Of course, the actual motion of moving one foot in front of the other, swinging arms, smiling at the dog by my side, feeling the cool San Francisco fog on my face and appreciating the rising rosy sun isn’t scary.
But my walking thoughts are.
What, for instance, would it be like to trade places with the pelican swaying above me right now, showing off its ability to use the power of the wind while eying me with beady distain? If I were he, and he were me, I’d ignore such a useless two-footed creature, stuck in slow motion on a hard surface at limited eye level with the grace of a tree stump.
Instead, I swallow my disappointment that, in my human form, only dry toast with some sticky peanut butter awaits my slow-footed return to home.

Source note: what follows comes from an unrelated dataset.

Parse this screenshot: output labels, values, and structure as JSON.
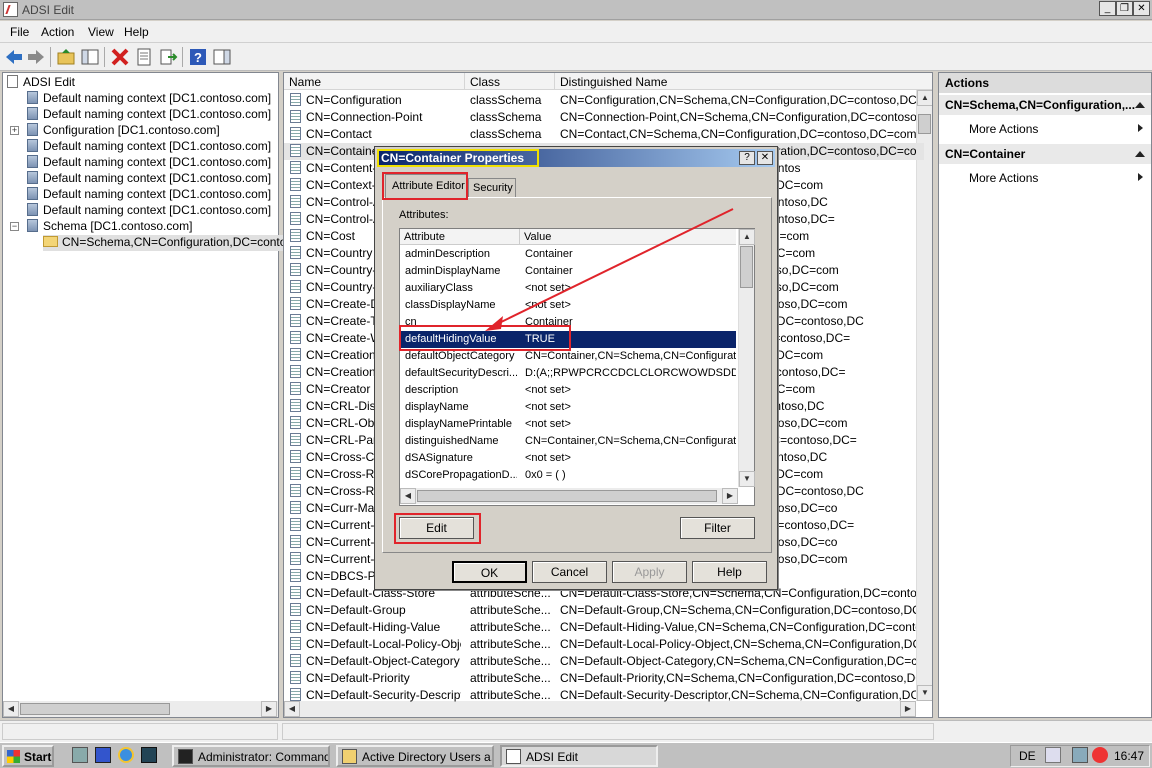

I wonder, if only I tried harder, I could learn the secret of how to release my lighter, brighter soul, the “it” inside of my tree stump of a body, and zoom up and away, exploring the underside of the Golden Gate Bridge, past the Farallon Islands, cross the endless miles of melodic monotonous ocean waters, mingling with the other endless souls released from bunioned toes and stalky legs.
Zap…NO! I don’t want to be released yet from these mortal coils, I scream silently, holding on to my soul like a woman holding down her hat on a too windy day. I’ll stick with the crackling knees and blistered heels, the chapped red knuckles and running nose, the stress of too little time for a deadline-heavy day, and the pang of missing family who live on the wrong coast. I want to continue enjoying the glory of the left coast with sunsets and fog horns and handheld hikes with husband along the soul-drenched waters of life.
The dog tugs and suddenly my thoughts are leashed to the day ahead, the bread to toast, the office desk to manage, the bills to pay, groceries to buy, phones to answer, news to digest, rugs to vacuum, and words to write.
Until tomorrow morning – and another scary walk.
What about you? How scary are YOUR walks?